We want to observe throughput of each component.
We used Application Map from Application Insight to see latency and volume of each component. In addition to latency and volume, we can dig deeper into each latency and error logs associated. We use data on latency to make a plan to improve on it. (I am using the jpeg from the official documents but idea still persists)
These are steps we took to improve our system from a latency point of view.
Step1: Spot where it takes longer
Step2: Check log on points with longer latency by clicking on components
Step3: Fix those bugs and check latency again.
We want to observe if system can take the load or not.
How much load Event Hubs can take can easily be looked up here, https://docs.microsoft.com/en-us/azure/event-hubs/event-hubs-scalability#throughput-units For one throughput unit, “Ingress: Up to 1 MB per second or 1000 events per second (whichever comes first).” and “Egress: Up to 2 MB per second or 4096 events per second.”
Although we have those numbers, we wanted to confirm if our expected load can be handled or not.

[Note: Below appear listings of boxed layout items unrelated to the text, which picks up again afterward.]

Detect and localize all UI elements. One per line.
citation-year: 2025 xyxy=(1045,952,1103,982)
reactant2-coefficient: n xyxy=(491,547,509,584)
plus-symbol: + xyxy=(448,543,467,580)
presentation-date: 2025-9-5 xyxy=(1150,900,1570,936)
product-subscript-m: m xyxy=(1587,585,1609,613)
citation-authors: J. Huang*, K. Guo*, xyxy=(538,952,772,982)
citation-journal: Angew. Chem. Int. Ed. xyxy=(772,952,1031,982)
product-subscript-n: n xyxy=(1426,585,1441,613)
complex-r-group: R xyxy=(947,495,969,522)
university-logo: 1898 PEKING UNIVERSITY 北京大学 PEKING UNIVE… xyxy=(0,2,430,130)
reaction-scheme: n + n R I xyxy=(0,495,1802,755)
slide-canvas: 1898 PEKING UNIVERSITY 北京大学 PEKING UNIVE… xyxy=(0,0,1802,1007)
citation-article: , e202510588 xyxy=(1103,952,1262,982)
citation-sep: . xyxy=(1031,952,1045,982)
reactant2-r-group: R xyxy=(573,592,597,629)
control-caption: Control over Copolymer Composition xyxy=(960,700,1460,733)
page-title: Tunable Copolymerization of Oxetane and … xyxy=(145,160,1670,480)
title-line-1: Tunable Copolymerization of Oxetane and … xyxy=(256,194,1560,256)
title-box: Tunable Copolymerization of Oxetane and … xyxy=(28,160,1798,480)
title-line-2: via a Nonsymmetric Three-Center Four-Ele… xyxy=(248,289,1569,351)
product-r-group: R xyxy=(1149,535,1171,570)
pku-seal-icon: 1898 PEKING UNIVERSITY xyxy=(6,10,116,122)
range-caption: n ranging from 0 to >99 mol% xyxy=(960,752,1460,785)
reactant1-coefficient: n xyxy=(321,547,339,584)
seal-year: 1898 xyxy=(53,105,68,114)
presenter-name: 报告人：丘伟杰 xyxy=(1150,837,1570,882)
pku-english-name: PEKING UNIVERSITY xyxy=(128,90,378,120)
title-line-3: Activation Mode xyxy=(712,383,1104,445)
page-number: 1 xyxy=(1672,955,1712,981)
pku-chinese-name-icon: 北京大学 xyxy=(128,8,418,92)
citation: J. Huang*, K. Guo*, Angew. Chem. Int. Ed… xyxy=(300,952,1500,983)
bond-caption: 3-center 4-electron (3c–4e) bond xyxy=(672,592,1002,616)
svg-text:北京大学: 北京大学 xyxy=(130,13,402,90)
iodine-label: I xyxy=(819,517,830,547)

We came up with two scenarios load cannot be handled and both of cases can be monitored by Azure Monitor.
- Azure Functions cannot handle the load
This can be observed by plotting a graph for ingress and egress. If egress is less at the instance, we can narrow down that there could be an issue at output level. First graph illustrates that egress is substantially lower than ingress. Second graph illustrates that egress and ingress are equal concluding that Azure Functions can handle current load
2. Event Hubs cannot handle the load
This can be observed by plotting a graph for throttle count. If this number is consistently greater than zero, there could be an issue on load at Event Hubs layer.